Can France and Italy, Austria and England, Germany, Spain and the Netherlands ever really agree on a single currency?
Actually they already have.
Gold Master Card.
One remarkably useful card.
Accepted virtually anywhere on earth.
Gold Master Card. It’s smart money

The commercial ends as a young American removes cash from an ATM. He looks around at the conflict behind him, and with an air of sarcastic condescension, says "Excuse me, guys!" as he walks away counting his money. Take your choice -- an inefficient, culturally diverse Europe, or the efficient smooth-running credit system of Master Card. Does economic abstraction mean the loss of national cultures?

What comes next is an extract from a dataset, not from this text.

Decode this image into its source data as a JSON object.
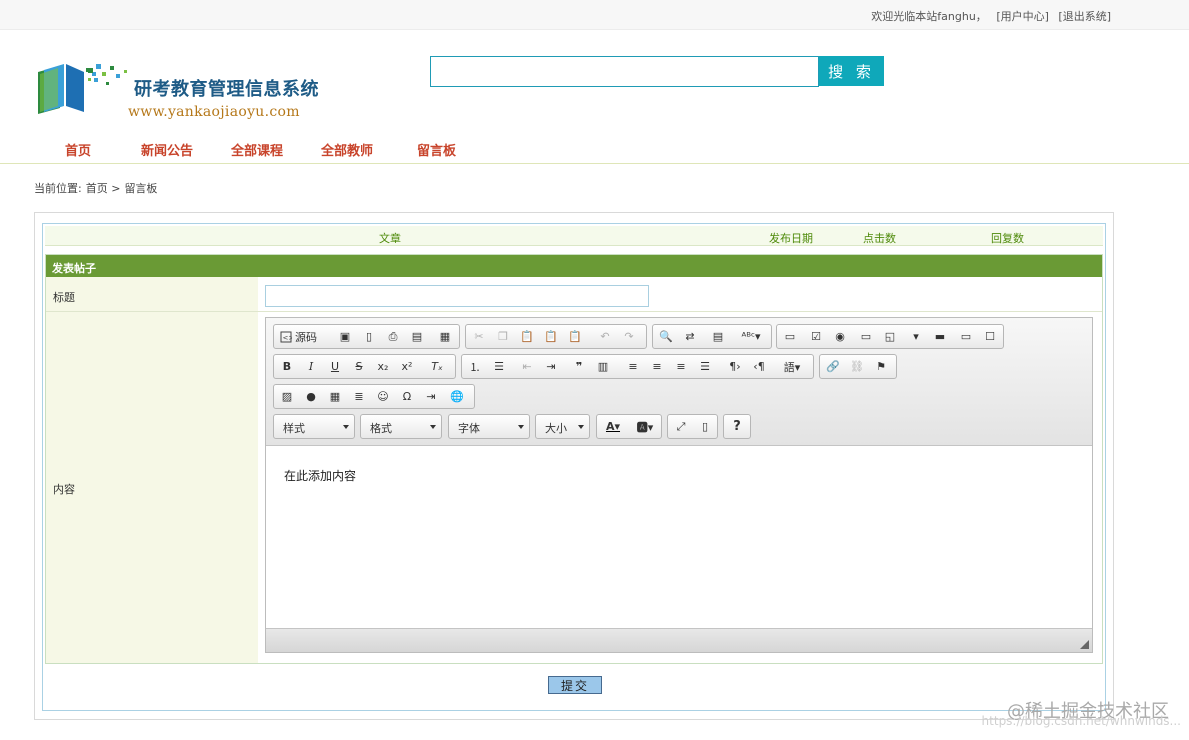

Giddens argues that reembedding mechanisms are necessary if abstract systems are to function. These are the "processes by means of which faceless commitments are sustained or transformed by facework" (1990, p.88). Giddens associates facework with concrete interactions with participants in these abstract systems of social relations. For example, the flight attendant’s calm manner assures us the plane is functioning. We respond to the facework of others. It is this facework on which the trust necessary to sustain abstract systems is drawn. Trust is a form of affect. We must also think of advertising as facework. The friendly skies are not based upon a statistical relationship between air miles and crashes, but on the broad smile of a flight attendant who offers us a pillow as the music swells in the background. Is there a difference between the flight attendant on the plane with the one on the plane in the commercial? Advertising is about trust -- trust that the plane will fly, that the hamburger will taste the same every time, that nuclear energy is safe, that our credit card is accepted worldwide.

As systems increasingly become abstract, as disembedding goes from the local to the national to the transnational, facework is necessary to ensure trust in the system. Moreover, advertising facework not only points out the system’s efficiency, but also its personal nature. It functions to allay the fears of the impersonal associated with rational bureaucratic systems.

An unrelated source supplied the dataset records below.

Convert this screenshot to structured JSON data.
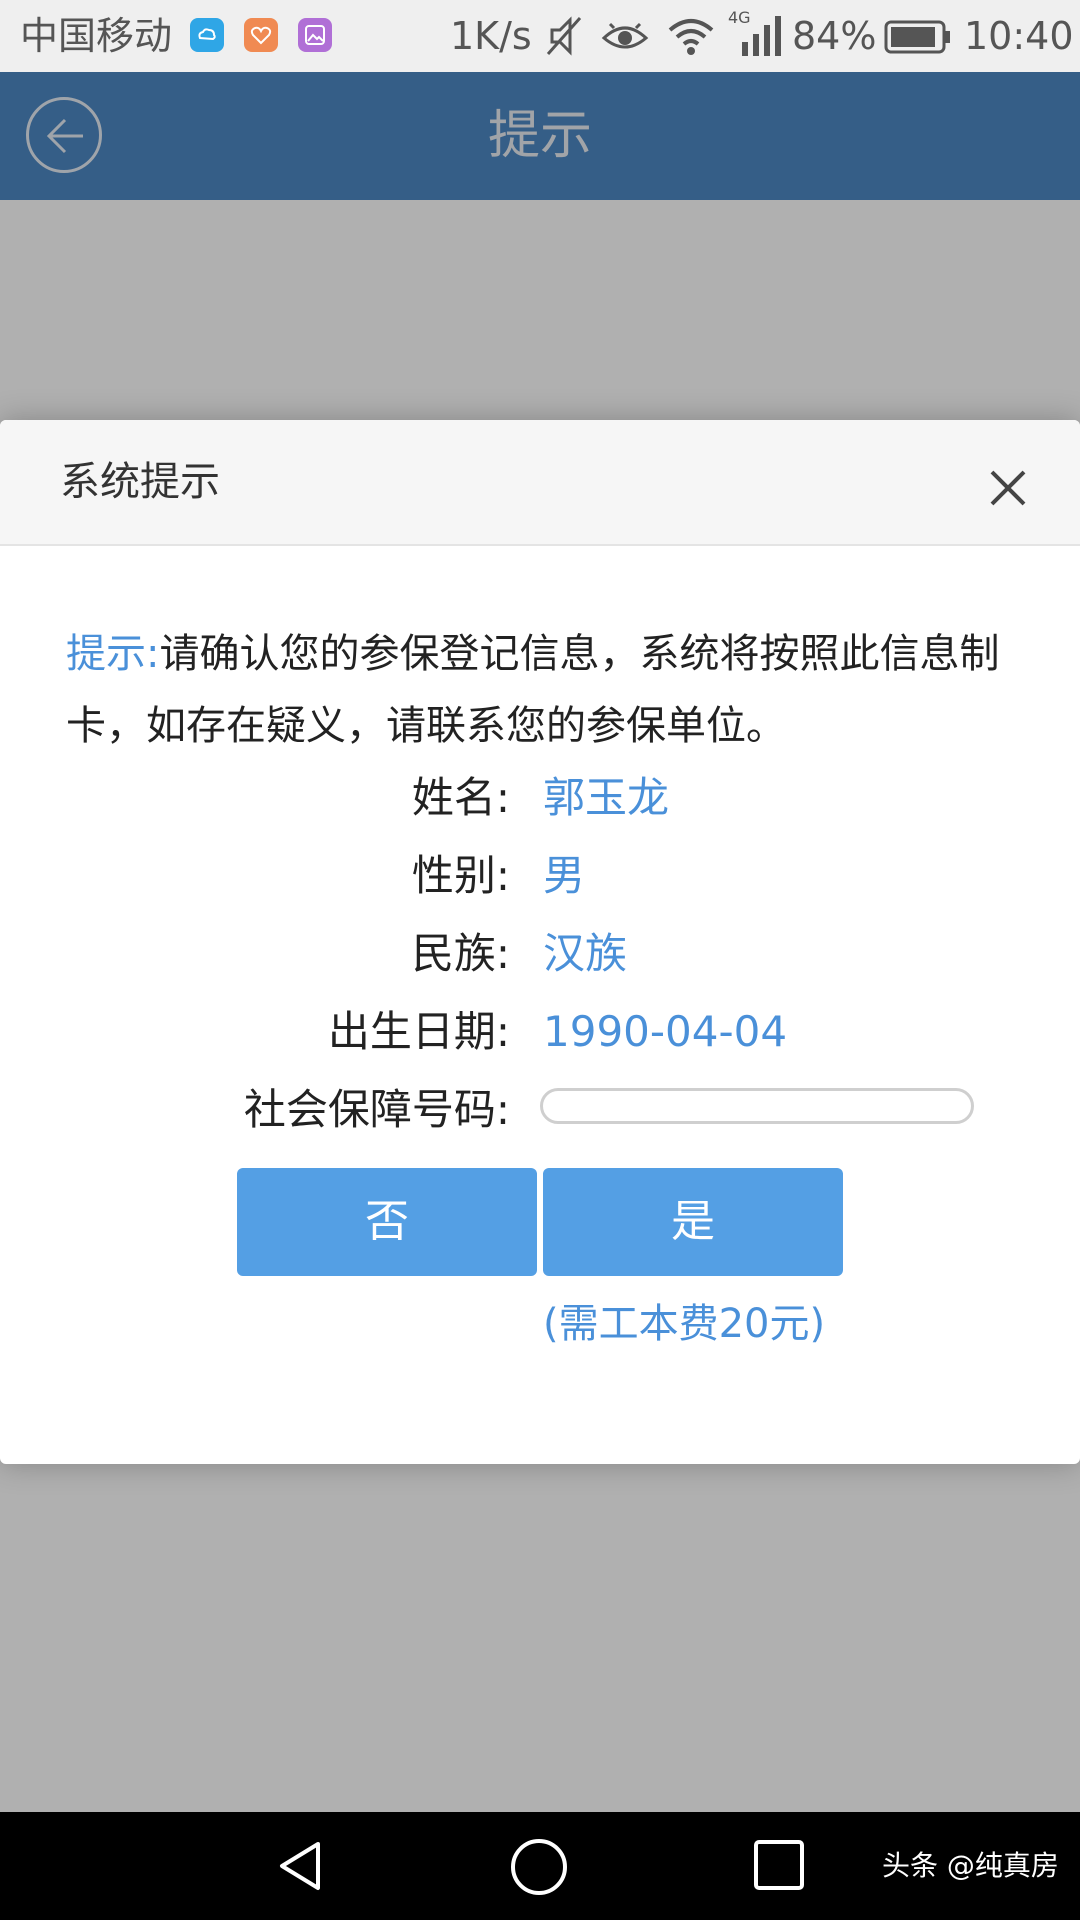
{
  "status_bar": {
    "carrier": "中国移动",
    "net_speed": "1K/s",
    "network_type": "4G",
    "battery": "84%",
    "time": "10:40"
  },
  "header": {
    "title": "提示"
  },
  "dialog": {
    "title": "系统提示",
    "notice_label": "提示:",
    "notice_text": "请确认您的参保登记信息，系统将按照此信息制卡，如存在疑义，请联系您的参保单位。",
    "fields": [
      {
        "label": "姓名:",
        "value": "郭玉龙"
      },
      {
        "label": "性别:",
        "value": "男"
      },
      {
        "label": "民族:",
        "value": "汉族"
      },
      {
        "label": "出生日期:",
        "value": "1990-04-04"
      },
      {
        "label": "社会保障号码:",
        "value": ""
      }
    ],
    "no_button": "否",
    "yes_button": "是",
    "fee_note": "(需工本费20元)"
  },
  "watermark": "头条 @纯真房",
  "colors": {
    "header": "#4d88c4",
    "accent": "#4a90d9",
    "button": "#549fe4"
  }
}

As corporations become global, the imagined community must also be global. Just as political theory separates the nation and the state, we must separate abstract global systems of social relations and affective participation in the global community. Nevertheless, global systems of social relations need facework to support them. It is not surprising that advertising by transnational corporations often promotes not only the efficiency and predictability of systems of social relations (Federal Express, Visa, United Airlines), but also global citizenship. If trade, commerce, and information is to flow freely across borders it must be supported by imagery which supports the politics of unification.

Global E-Commerce.

The very mention of the WEB presumes globalization -- it is after all, the World Wide Web that we are talking about. Another MasterCard commercial from the following year, 1997, promoted the "smart card" -- the digital card. In the age of the Internet, ads such as those by PSINet herald their innovation of a "global private network, multi-currency E-commerce."